Episode Count: 3
Genre: Supernatural / Psychological Horror
Version reviewed: Japanese Subtitled
Date of Review: 07 Sep 2010
A story so surreal that even after watching it twice, the density of the imagery still leaves me dizzy.
Eiri is a man with an obsession. His life is consumed by a wine glass which is a part of the collection at the antiques shop where he works. It’s not the wine glass itself which has him appearing to separate from reality though, but a vision he sees in it: a mysterious young girl. Things take a disturbing turn one night when the girl in his visions appears to become real, and soon Eiri is unable to distinguish his visions from reality. Who is this girl, and what is Eiri’s connection to her?
There is one thing which absolutely must be noted about Petite Cossette: it is a superb demonstration of highly artistic cinematography. The director of this series went on to do Moon Phase, another series which made extensive use of artistic cinematography, though not to the extreme degree found here in Petite Cossette. This may be the most surreal title currently in my collection, and I have Adolescence Apocalypse, so that’s saying something. Petite Cossette immerses the viewer in carefully designed virtual camera angles. It is an extremely artistic presentation, nearly to the point of overwhelming.

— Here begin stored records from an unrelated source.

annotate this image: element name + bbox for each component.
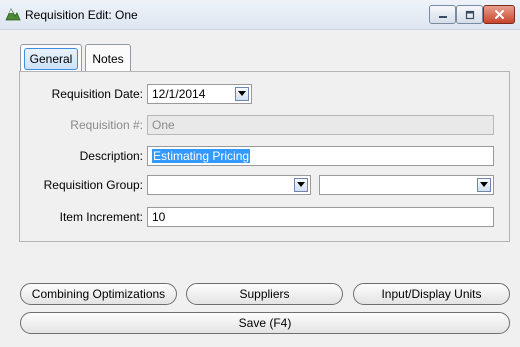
description-field[interactable]: Estimating Pricing — [147, 146, 494, 166]
chevron-down-icon — [238, 91, 246, 96]
combining-optimizations-button[interactable]: Combining Optimizations — [20, 283, 177, 305]
maximize-button[interactable] — [456, 5, 483, 24]
tab-general[interactable]: General — [20, 44, 82, 72]
item-increment-label: Item Increment: — [59, 210, 143, 224]
requisition-group-select-1[interactable] — [147, 175, 311, 195]
chevron-down-icon — [297, 182, 305, 187]
requisition-group-label: Requisition Group: — [43, 178, 143, 192]
requisition-group-dropdown-2[interactable] — [477, 178, 491, 192]
requisition-number-field: One — [147, 115, 494, 135]
item-increment-field[interactable]: 10 — [147, 207, 494, 227]
requisition-date-field[interactable]: 12/1/2014 — [147, 84, 252, 104]
description-label: Description: — [79, 149, 143, 163]
maximize-icon — [465, 10, 474, 19]
close-button[interactable] — [483, 5, 515, 24]
app-logo-icon — [5, 8, 21, 21]
tab-general-label: General — [23, 47, 79, 70]
requisition-group-dropdown-1[interactable] — [294, 178, 308, 192]
requisition-date-value: 12/1/2014 — [152, 87, 206, 101]
input-display-units-button[interactable]: Input/Display Units — [353, 283, 510, 305]
requisition-group-select-2[interactable] — [319, 175, 494, 195]
description-value: Estimating Pricing — [152, 149, 251, 163]
general-tab-panel: Requisition Date: 12/1/2014 Requisition … — [19, 71, 510, 242]
minimize-icon — [438, 15, 447, 18]
suppliers-button[interactable]: Suppliers — [186, 283, 343, 305]
requisition-number-value: One — [152, 118, 175, 132]
requisition-edit-window: Requisition Edit: One General Notes Requ… — [0, 0, 520, 347]
requisition-date-label: Requisition Date: — [51, 87, 143, 101]
save-button[interactable]: Save (F4) — [20, 312, 510, 334]
minimize-button[interactable] — [429, 5, 456, 24]
requisition-number-label: Requisition #: — [70, 118, 143, 132]
title-bar[interactable]: Requisition Edit: One — [0, 0, 520, 30]
tab-notes-label: Notes — [92, 51, 124, 66]
close-icon — [494, 10, 504, 19]
date-dropdown-button[interactable] — [235, 87, 249, 101]
window-title: Requisition Edit: One — [25, 8, 138, 22]
item-increment-value: 10 — [152, 210, 166, 224]
chevron-down-icon — [480, 182, 488, 187]
tab-notes[interactable]: Notes — [85, 44, 131, 72]
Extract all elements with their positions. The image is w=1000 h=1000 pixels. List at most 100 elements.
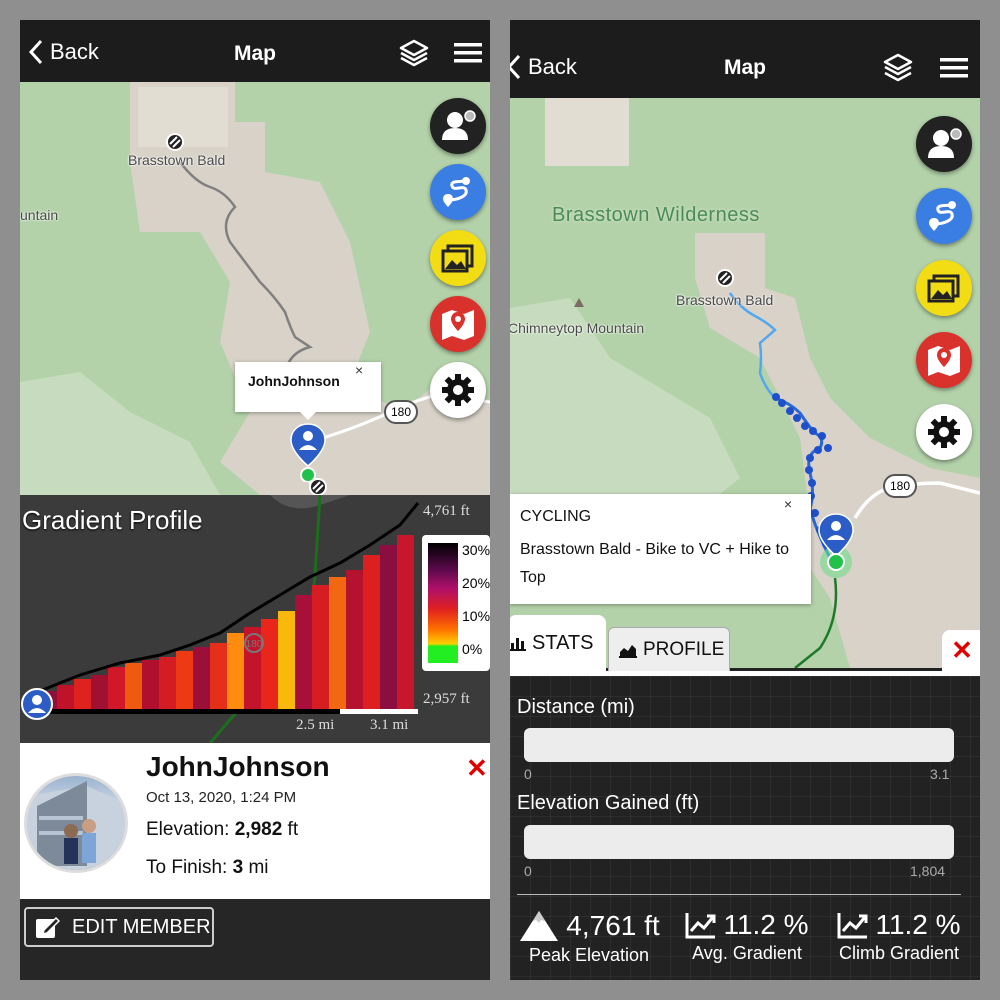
elevation-label: Elevation: — [146, 819, 235, 840]
maps-fab-button[interactable] — [430, 296, 486, 352]
area-chart-icon — [619, 644, 637, 658]
map-label-chimneytop: Chimneytop Mountain — [510, 320, 645, 336]
popup-member-name: JohnJohnson — [248, 373, 340, 389]
stats-divider — [517, 894, 961, 895]
popup-close-button[interactable]: × — [784, 496, 792, 512]
climb-gradient-value: 11.2 % — [875, 909, 961, 940]
profile-icon — [928, 128, 962, 158]
maps-fab-button[interactable] — [916, 332, 972, 388]
maps-icon — [928, 346, 960, 376]
profile-fab-button[interactable] — [430, 98, 486, 154]
member-name: JohnJohnson — [146, 751, 330, 782]
edit-member-label: EDIT MEMBER — [72, 915, 211, 938]
gradient-band — [380, 545, 397, 709]
chevron-left-icon — [510, 54, 521, 80]
map-label-mountain: untain — [20, 207, 59, 223]
gradient-legend-scale — [428, 543, 458, 663]
map-view[interactable]: Brasstown Bald untain 180 JohnJohnson × — [20, 82, 490, 495]
settings-gear-icon — [442, 374, 474, 406]
right-phone-screen: Back Map Brasstown Wilderness Brasstown … — [510, 20, 980, 980]
panel-tab-bar: STATS PROFILE ✕ — [510, 615, 980, 671]
to-finish-value: 3 — [232, 857, 244, 878]
map-label-brasstown-bald: Brasstown Bald — [676, 292, 774, 308]
bar-chart-icon — [510, 638, 526, 651]
profile-start-avatar-icon[interactable] — [20, 687, 54, 721]
chevron-left-icon — [28, 39, 43, 65]
settings-fab-button[interactable] — [430, 362, 486, 418]
member-location-marker-icon[interactable] — [288, 422, 328, 482]
gradient-band — [142, 660, 159, 709]
trend-chart-icon — [837, 913, 868, 939]
peak-elevation-value: 4,761 ft — [566, 910, 660, 941]
member-popup[interactable]: JohnJohnson × — [235, 362, 381, 412]
photos-fab-button[interactable] — [430, 230, 486, 286]
gradient-band — [91, 675, 108, 709]
member-to-finish: To Finish: 3 mi — [146, 857, 269, 879]
gradient-band — [397, 535, 414, 709]
tab-stats-label: STATS — [532, 631, 594, 654]
road-shield-label: 180 — [246, 639, 263, 650]
summary-climb-gradient: 11.2 % Climb Gradient — [824, 909, 974, 964]
layers-icon[interactable] — [882, 52, 914, 89]
profile-icon — [442, 110, 476, 140]
navbar: Back Map — [20, 20, 490, 82]
to-finish-label: To Finish: — [146, 857, 233, 878]
back-button[interactable]: Back — [28, 39, 99, 65]
map-terrain — [20, 82, 490, 495]
elevation-gained-label: Elevation Gained (ft) — [517, 792, 700, 814]
elevation-progress-bar — [524, 825, 954, 859]
settings-fab-button[interactable] — [916, 404, 972, 460]
gradient-profile-panel[interactable]: 180 Gradient Profile 4,761 ft 2,957 ft 2… — [20, 495, 490, 743]
legend-label-0: 0% — [462, 641, 483, 657]
avg-gradient-value: 11.2 % — [723, 909, 809, 940]
back-button[interactable]: Back — [510, 54, 577, 80]
layers-icon[interactable] — [398, 38, 430, 73]
to-finish-unit: mi — [243, 857, 269, 878]
summit-marker-icon[interactable] — [165, 132, 185, 152]
routes-fab-button[interactable] — [916, 188, 972, 244]
legend-label-20: 20% — [462, 575, 490, 591]
elevation-min: 0 — [524, 863, 532, 879]
gradient-band — [210, 643, 227, 709]
back-label: Back — [528, 54, 577, 79]
member-card: JohnJohnson Oct 13, 2020, 1:24 PM Elevat… — [20, 743, 490, 899]
popup-pointer — [298, 410, 318, 420]
gradient-band — [261, 619, 278, 709]
mountain-icon — [520, 911, 559, 941]
close-member-button[interactable]: ✕ — [466, 753, 488, 784]
popup-close-button[interactable]: × — [355, 362, 363, 378]
elevation-max: 1,804 — [910, 863, 946, 879]
legend-label-10: 10% — [462, 608, 490, 624]
summit-marker-icon[interactable] — [715, 268, 735, 288]
road-shield: 180 — [384, 400, 418, 424]
member-avatar[interactable] — [24, 773, 128, 873]
routes-fab-button[interactable] — [430, 164, 486, 220]
tab-stats[interactable]: STATS — [510, 615, 606, 671]
close-panel-button[interactable]: ✕ — [942, 630, 980, 671]
stats-panel: Distance (mi) 0 3.1 Elevation Gained (ft… — [510, 671, 980, 980]
gradient-band — [108, 667, 125, 709]
route-title: Brasstown Bald - Bike to VC + Hike to To… — [520, 541, 789, 586]
route-popup[interactable]: CYCLING Brasstown Bald - Bike to VC + Hi… — [510, 494, 811, 604]
back-label: Back — [50, 39, 99, 64]
left-phone-screen: Back Map Brasstown Bald untain 180 JohnJ — [20, 20, 490, 980]
photos-fab-button[interactable] — [916, 260, 972, 316]
gradient-band — [346, 570, 363, 709]
gradient-band — [159, 657, 176, 709]
hamburger-menu-icon[interactable] — [940, 57, 968, 84]
trend-chart-icon — [685, 913, 716, 939]
distance-label: Distance (mi) — [517, 696, 635, 718]
route-start-marker-icon[interactable] — [814, 512, 858, 582]
hamburger-menu-icon[interactable] — [454, 42, 482, 69]
profile-fab-button[interactable] — [916, 116, 972, 172]
tab-profile[interactable]: PROFILE — [608, 627, 730, 671]
edit-member-button[interactable]: EDIT MEMBER — [24, 907, 214, 947]
edit-member-bar: EDIT MEMBER — [20, 899, 490, 980]
gradient-band — [227, 633, 244, 709]
distance-marker-1: 2.5 mi — [296, 717, 335, 733]
gradient-legend: 30% 20% 10% 0% — [422, 535, 490, 671]
distance-progress-bar — [524, 728, 954, 762]
legend-label-30: 30% — [462, 542, 490, 558]
peak-elevation-caption: Peak Elevation — [528, 945, 650, 965]
map-view[interactable]: Brasstown Wilderness Brasstown Bald Chim… — [510, 98, 980, 668]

Also like the subsequent Moon Phase, Petite Cossette is draped in Gothic overtones, but in this case they are in the spotlight. Indeed, Petite Cossette is virtually an ode to the Gothic Lolita movement in Japan. The artistic style bleeds through every aspect of the series, including Yuki Kajiura’s score. It’s not so much a case of style over substance, but more that the style makes the substance. Becoming lost in the imagery is as much a part of the experience of watching Petite Cossette as following the story is. On my first viewing several years ago, I found the imagery to be so thick that after finishing the series, I still wasn’t sure what I had just watched. I was able to at last distill the story from it on this, my second viewing. Still, the imagery remains so dense that it’s easy to lose the story if one spends too much time basking in the imagery, and it is very easy to get lost in the visual aspect of Petite Cossette.

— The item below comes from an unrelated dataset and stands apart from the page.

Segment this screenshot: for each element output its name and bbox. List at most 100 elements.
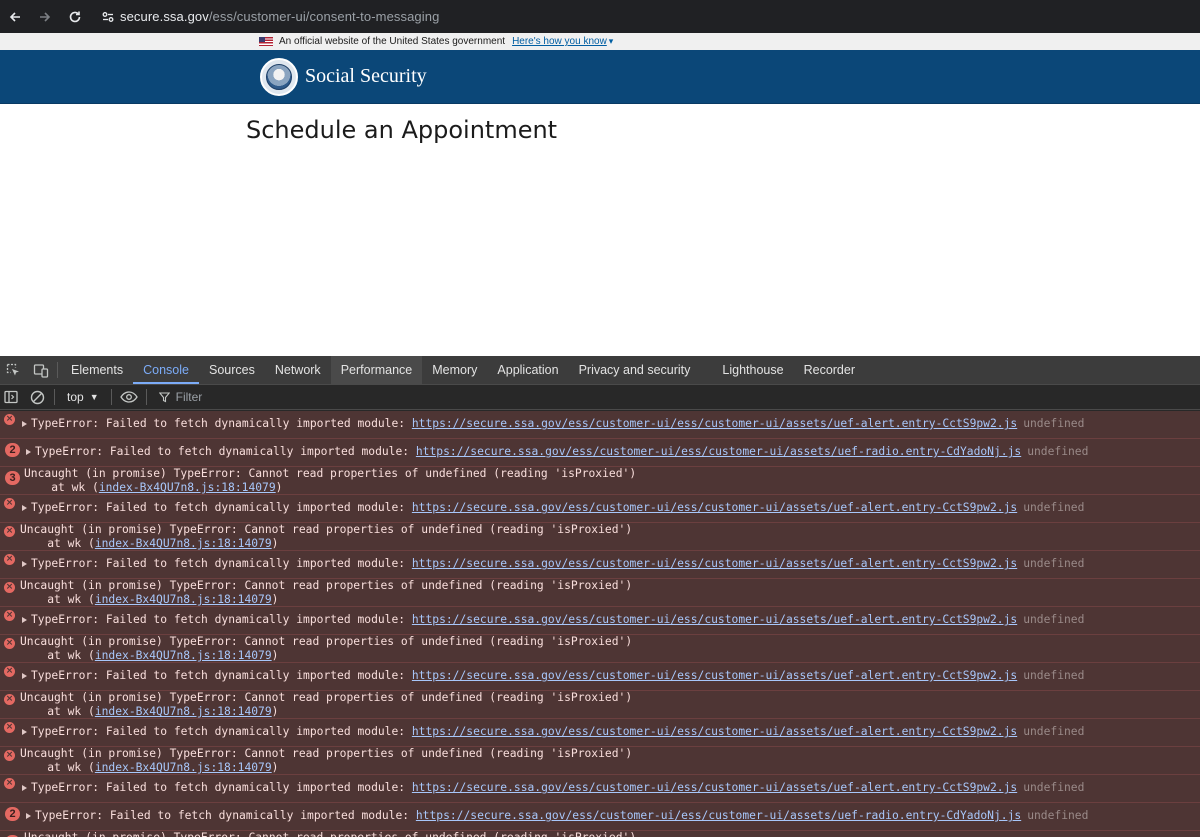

Why have I spent so much time talking about the visual characteristics of this series? Because they really are that integral to being able to appreciate it. Those unfamiliar with surreal or avant-garde storytelling will likely find Le Portrait de Petite Cossette a challenge to watch. This OVA certainly asks more of the viewer than your average film or series. It’s not so much that one needs to think while watching it, but more that one needs to pay attention. Blink, and the story will leave you behind.
Petite Cossette isn’t just a cinematographer’s playground either; those who enjoy horror of a slightly more artistic nature will find much to enjoy here as well. There is quite a bit of disturbing imagery in the series, and Petite Cossette is a fine entry in the “creepy little girl” genre, due in large part to the unconventional (by anime standards) character designs. Under the right circumstances, this series could lead to sleepless nights.
Le Portrait de Petite Cossette is a dark, surreal tale. It drowns the viewer in imagery, and stands apart from the pack due to its unconventional approach. This is a series for those who enjoy their anime as a form of artistic expression as well as entertainment.